Eppure, nell’apatia del «mondo dell’apparenza» totalitario, esistevano contemporaneamente economisti, sociologi, storici, ex-politici riformisti, così come sacerdoti, che cercavano da un lato di diffondere nell’editoria clandestina un pensiero non omologato, e dall’altro di superare la vita da borghesuccio socialista: erano i cittadini di quel brulicante mondo costituito da gruppetti di persone di varie tendenze ed estrazione sociale, che la visione distorta dell’Occidente classificava nella categoria più o meno politicizzata di «dissidenti» e «opposizione». «Qualunque sia la loro professione – scrive Havel nel suo saggio – sono uomini di cui in Occidente si parla più spesso a proposito del loro impegno civile o dell’aspetto critico-politico del loro lavoro che non a proposito del loro lavoro specifico». Ma «la dissidenza non è una professione, è invece inizialmente e soprattutto una posizione esistenziale». Questa fu la caratteristica degli amici del futuro presidente della Repubblica Ceca. Il tratto distintivo di quella “polis parallela” che sarebbe risultata decisiva nella cosiddetta “rivoluzione di velluto” di fine anni Ottanta. Non le idee e le rivendicazioni di intellettuali isolati, determinati a contestare il sistema con gesti eclatanti. Ma, appunto, una «posizione esistenziale» che investì dal basso la società cecoslovacca e determinò la nascita di un ambiente fatto di incontri informali e momenti conviviali, dove le iniziative nascevano dalle necessità quotidiane: corsi di filosofia, religione e storia per supplire all’indottrinamento ideologico; escursioni, pellegrinaggi, mostre… fino al sostegno materiale alle famiglie di coloro che erano finiti nelle grinfie del potere e che, non essendo noti, non potevano contare sull’appoggio dell’Occidente.

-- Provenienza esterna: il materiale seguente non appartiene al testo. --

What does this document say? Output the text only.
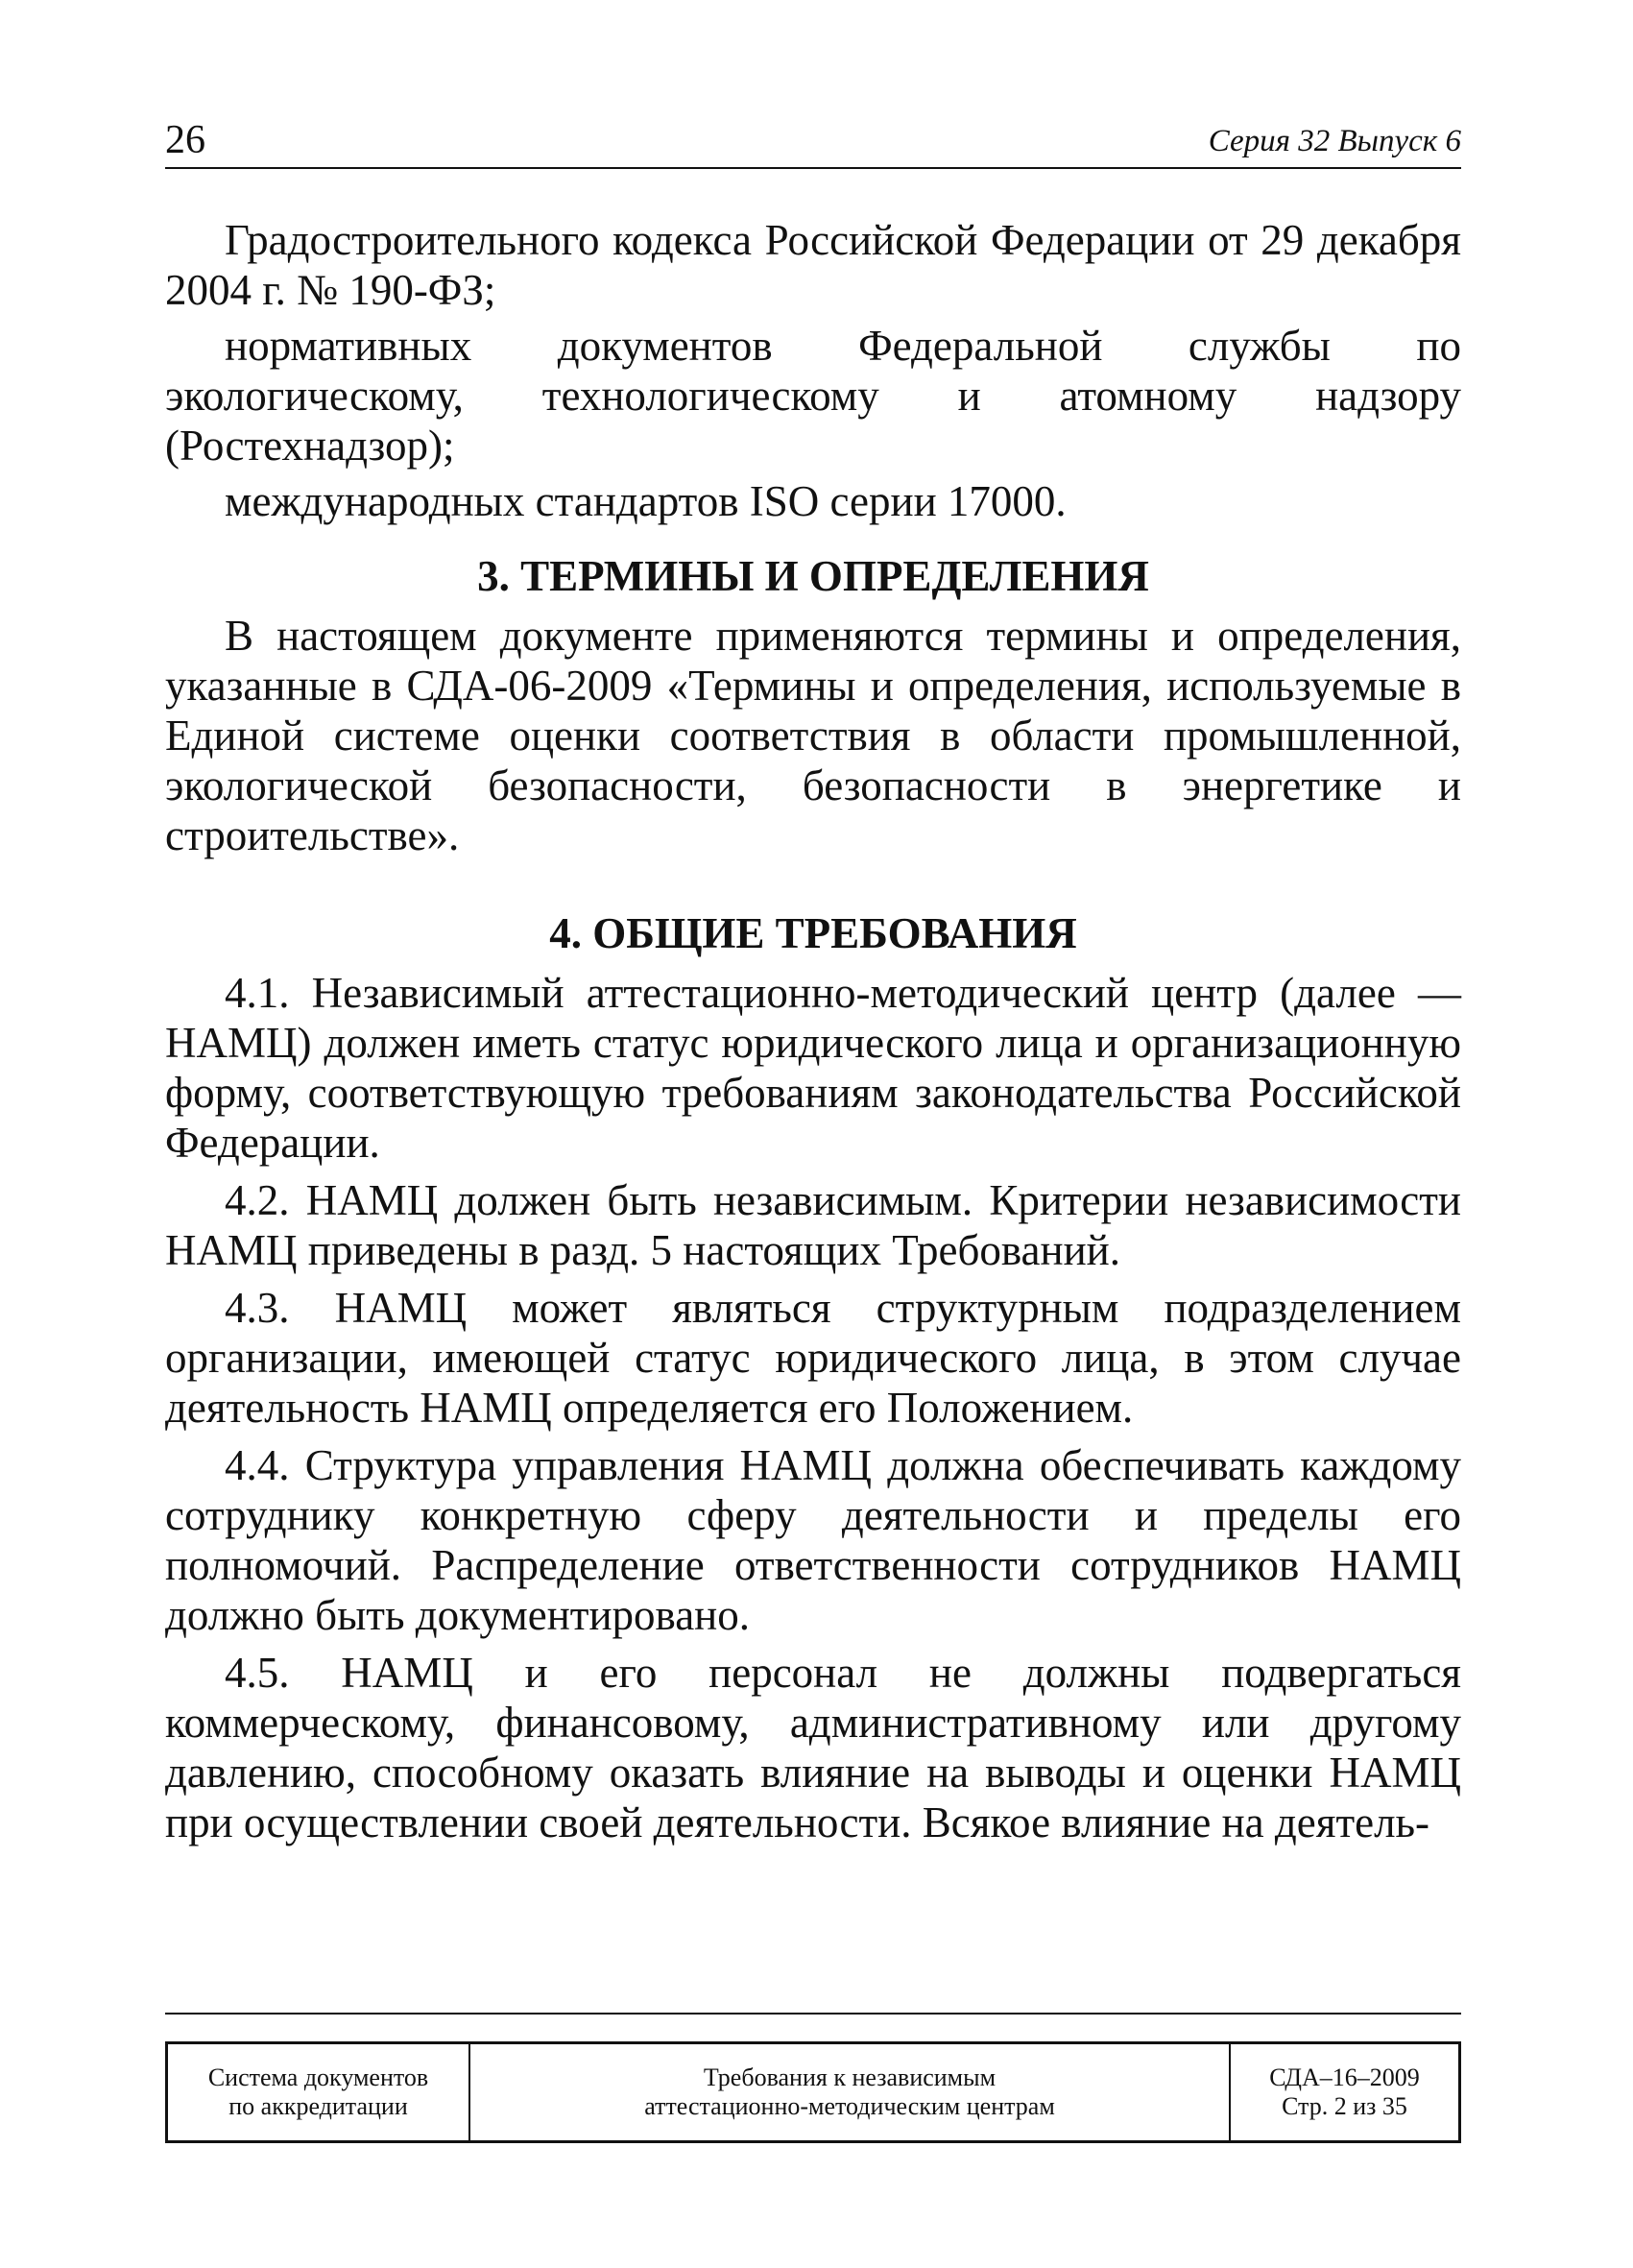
26	Серия 32 Выпуск 6

Градостроительного кодекса Российской Федерации от 29 декабря 2004 г. № 190-ФЗ;

нормативных документов Федеральной службы по экологическому, технологическому и атомному надзору (Ростехнадзор);

международных стандартов ISO серии 17000.

3. ТЕРМИНЫ И ОПРЕДЕЛЕНИЯ

В настоящем документе применяются термины и определения, указанные в СДА-06-2009 «Термины и определения, используемые в Единой системе оценки соответствия в области промышленной, экологической безопасности, безопасности в энергетике и строительстве».

4. ОБЩИЕ ТРЕБОВАНИЯ

4.1. Независимый аттестационно-методический центр (далее — НАМЦ) должен иметь статус юридического лица и организационную форму, соответствующую требованиям законодательства Российской Федерации.

4.2. НАМЦ должен быть независимым. Критерии независимости НАМЦ приведены в разд. 5 настоящих Требований.

4.3. НАМЦ может являться структурным подразделением организации, имеющей статус юридического лица, в этом случае деятельность НАМЦ определяется его Положением.

4.4. Структура управления НАМЦ должна обеспечивать каждому сотруднику конкретную сферу деятельности и пределы его полномочий. Распределение ответственности сотрудников НАМЦ должно быть документировано.

4.5. НАМЦ и его персонал не должны подвергаться коммерческому, финансовому, административному или другому давлению, способному оказать влияние на выводы и оценки НАМЦ при осуществлении своей деятельности. Всякое влияние на деятель-

Система документов
по аккредитации
Требования к независимым
аттестационно-методическим центрам
СДА–16–2009
Стр. 2 из 35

Era un ambiente multiforme dove non vigeva il pensiero unico, si discuteva anche animatamente in «dibattiti che – ha raccontato Havel – non suscitavano tra i partecipanti alcuna antipatia, inimicizia o bisogno di aprire reciproche ostilità. Ricordo bene gli infiniti contrasti di due fra i più attivi e stretti collaboratori di Charta 77, ossia Uhl, politico di sinistra, e il cattolico Benda: erano il siparietto atteso ed emozionante delle nostre serate!». Rivedere la signora Bendová fa ripensare proprio alla storia della loro famiglia, paradigmatica dell’ambiente del dissenso. È facile giudicare col senno di poi, come in un film a lieto fine. Queste famiglie, spesso numerose (i Benda avevano 5 figli, i Nemec 6), non erano forse giustificate a prendere le distanze dal dissenso per il bene dei loro figli e fare in modo che finissero gli studi e trovassero lavoro senza ostacoli? Invece queste persone sono andate fino in fondo a quell’esperienza cercando di trasmettere ai figli l’amore alla verità e i motivi per non vivere nella menzogna.

Non vivere nell’odio
Havel non è un coniglio uscito dal cappello ma è stato generato e sostenuto da un ambiente come questo, che gli ha permesso la ricchezza delle intuizioni e dei giudizi raccolti nel Potere dei senza potere. «Se i dissidenti hanno un briciolo di autorità – scrive il drammaturgo – non è certo perché il governo abbia in grande considerazione questo gruppuscolo esclusivo e le sue esclusive riflessioni, ma proprio perché avverte quel potenziale potere politico che è la vita nella verità, perché avverte da che mondo nasce ciò che questo gruppo fa e a che mondo si rivolge: al mondo della quotidiana tensione fra intenzioni della vita e intenzioni del sistema». Fra i testi ora ripubblicati nella nuova edizione de Il potere dei senza potere, è interessante quello di padre Zverina, intitolato “Non vivere nell’odio”, che arricchisce il saggio di Havel attingendo dalla tradizione cristiana e sottolineando che se «scetticismo e disfattismo sono alleati della violenza e dell’odio», la «forza dei senza potere» è piuttosto quella dei «miti che realizzano la rivoluzione più profonda, generale e duratura. Non conquistano la terra, non la sottomettono ma la trasformano in eredità umana di cui rispondono a Dio e agli uomini».